One by one, running a command like the following for each group:
docker compose run --rm \
cumulus-etl \
--batch-size 800000 \
s3://archive-bucket/epic/MRN-123/001.initial/ \
s3://etl-output-bucket/epic/ \
s3://etl-phi-bucket/epic/
Building Cumulus Libary Studies
Once the ETL is done, we build the basic Cumulus Library studies too.
cumulus-library build \
--database cumulus_epic_db \
--workgroup cumulus \
--target discovery
cumulus-library build \
--database cumulus_epic_db \
--workgroup cumulus \
--target core
Quarterly Refreshes
New MRN Groups
We get the list of MRNs again from the database. New MRNs go into new groups, and we keep existing MRNs in their existing groups.
Full Exports
Because Epic doesn’t provide the meta.lastUpdated field, we choose to do a full server export every quarter rather than try to do an incremental update with --since because that would require the use of --since-mode=created (the best-effort fallback mode when lastUpdated is not available).

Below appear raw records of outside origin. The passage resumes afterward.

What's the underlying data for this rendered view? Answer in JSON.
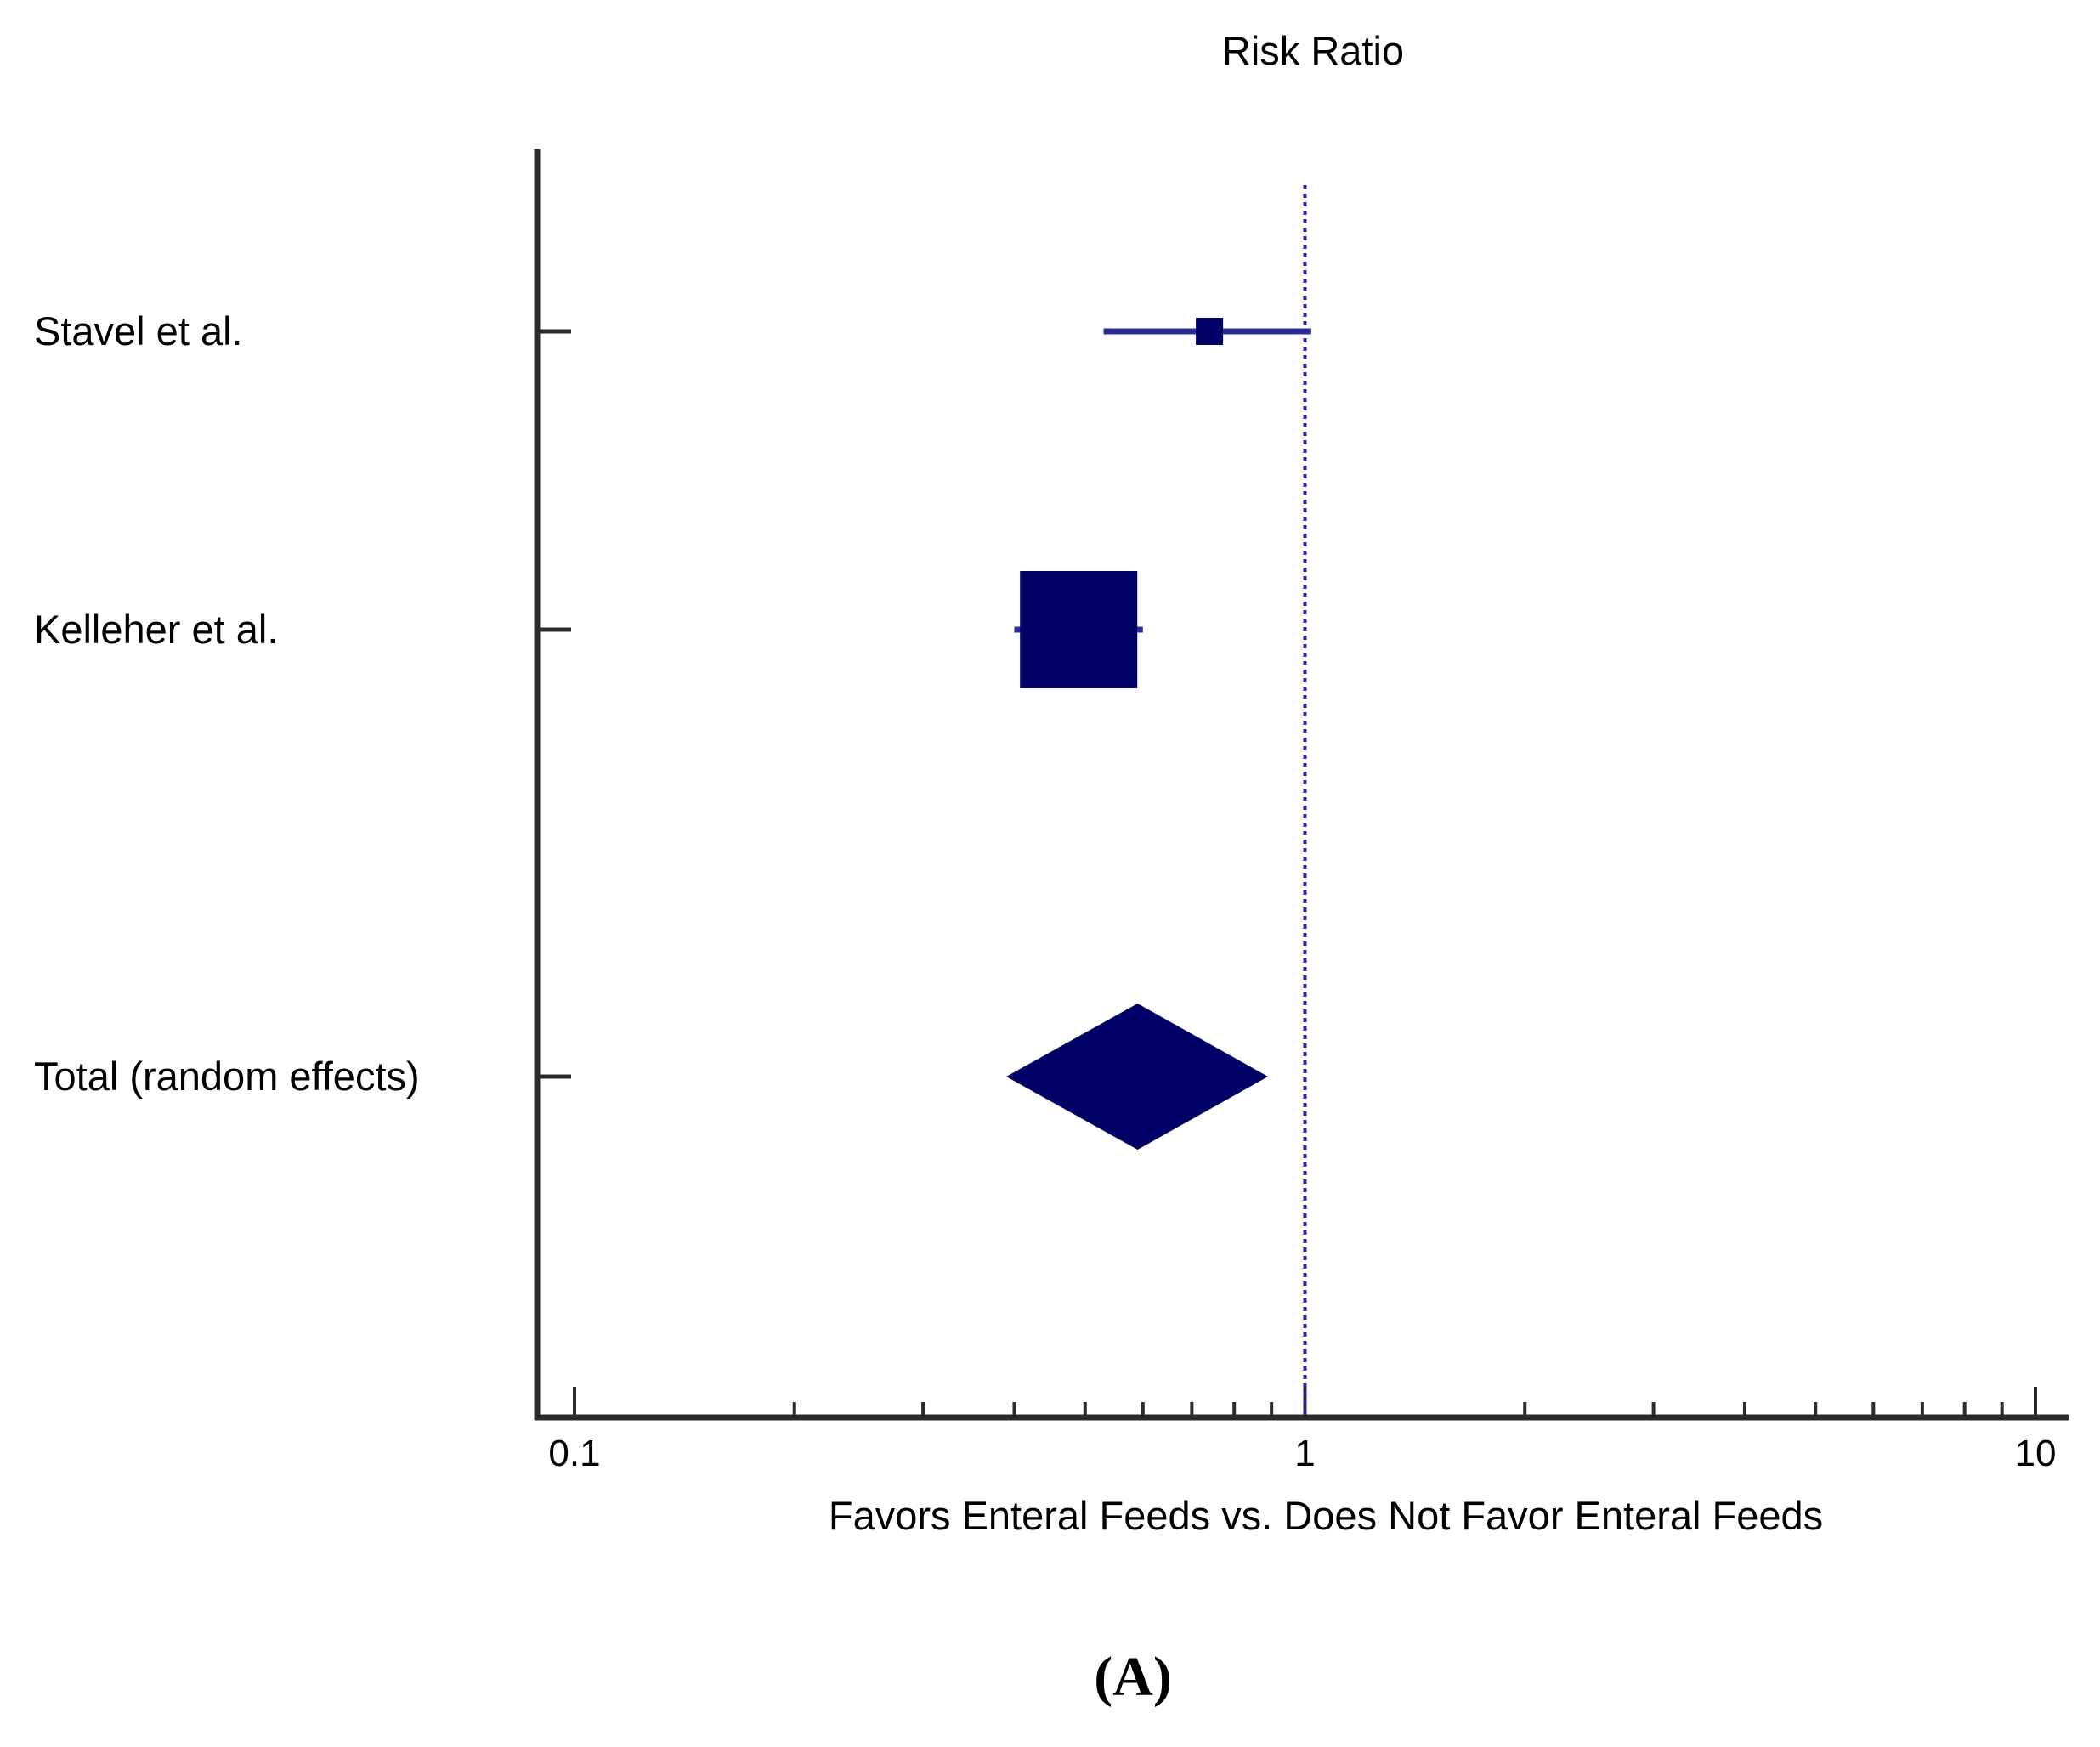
{
  "chart_data": {
    "type": "forest",
    "title": "Risk Ratio",
    "xlabel": "Favors Enteral Feeds vs. Does Not Favor Enteral Feeds",
    "panel_label": "(A)",
    "x_scale": "log",
    "xlim": [
      0.095,
      11
    ],
    "x_ticks": [
      {
        "value": 0.1,
        "label": "0.1"
      },
      {
        "value": 1,
        "label": "1"
      },
      {
        "value": 10,
        "label": "10"
      }
    ],
    "x_minor_ticks": [
      0.2,
      0.3,
      0.4,
      0.5,
      0.6,
      0.7,
      0.8,
      0.9,
      2,
      3,
      4,
      5,
      6,
      7,
      8,
      9
    ],
    "reference_line": 1,
    "studies": [
      {
        "name": "Stavel et al.",
        "estimate": 0.74,
        "ci": [
          0.53,
          1.02
        ],
        "weight": "small"
      },
      {
        "name": "Kelleher et al.",
        "estimate": 0.49,
        "ci": [
          0.4,
          0.6
        ],
        "weight": "large"
      }
    ],
    "pooled": {
      "name": "Total (random effects)",
      "estimate": 0.59,
      "ci": [
        0.39,
        0.89
      ]
    },
    "colors": {
      "marker": "#000066",
      "ci_line": "#2e2e94",
      "reference_line": "#2323b0",
      "axis": "#2b2b2b"
    }
  }
}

- We’ve seen some older data (from an extra few months to a year old) be injected into the server between refreshes, seemingly from 3rd party sources. If using
--since-mode=created, we’d miss those older data pieces (because they are injected with the created timestamps from the 3rd parties). - We’ve seen lots of churn in how Epic maps its internal data structures to FHIR. From changing the coding systems to changing which kind of resources get created from an event. Because of this, it’s nice to make sure we get the current FHIR translation for all our data.
Exporting
The export process looks the same, except that instead of --nickname initial, we use --nickname 2026-03 or whatever the month happens to be that we start the export in. This becomes our internal identifier for the quarterly refresh.
smart-fetch export \
--verbose \
--nickname 2026-03 \
--id-system urn:oid:1.2.840.114350.xxx \
--id-file /path/to/MRN-123 \
/output/root/MRN-123
This leaves us with a file layout like:
/output/root/
MRN-000/
001.initial/*
002.2026-03/
log.ndjson
deleted/* (this is new)
error/*
... (resource files)
MRN-001/ (similar)
... (and so on)
MRN-145/
001.2026-03/*
Note that the latest MRN group has a subfolder with a slightly different name (001 instead of 002). This is because this quarter’s refresh is the first export for that group. This is fine, just be careful in any of your own scripting that you’re looking for something like *.2026-03 instead of hardcoding 002.2026-03.
Deleted Resources
You’ll also see some deleted/ folders in the groups that have a previous export. Normally, if we were bulk-exporting, that would hold a list of all the resources that the server told us to delete (because the server deleted them and we should get in sync).
SMART Fetch emulates that bulk-export behavior when crawling, by looking at the previous export and noticing which resources are no longer there.
This is useful when we run the ETL, because Cumulus ETL will look at that folder and delete the resources from Athena as appropriate. (Epic can have a lot of ID churn. For example, as it merges and unmerges patients.)
Processing Refresh Data
Just like with the initial export, we archive the new data, ETL it, and rebuild Library studies.
Timeline
Because we are doing a full refresh of all 1.4 million patients, it can take a while.
Maybe a week or two for the export. And then another three to four weeks for the ETL itself.
Because the ETL is the slowest part, we do a couple things to speed it up:
- We give it plenty of memory (32GB) and use large batch sizes. Small batch sizes seem to take just as long as large batches when writing to a Delta Lake, so you can get a lot more mileage by increasing that batch size.
- We pass
--no-table-optimizationto Cumulus ETL for most groups, only leaving it off when the group name ends in zero. This skips an optimization step where Delta Lake files are re-organized and unused files are deleted. These speed up queries against the database and are useful, but since we’re writing a lot of groups in sequence, it isn’t necessary to optimize after every single group is processed.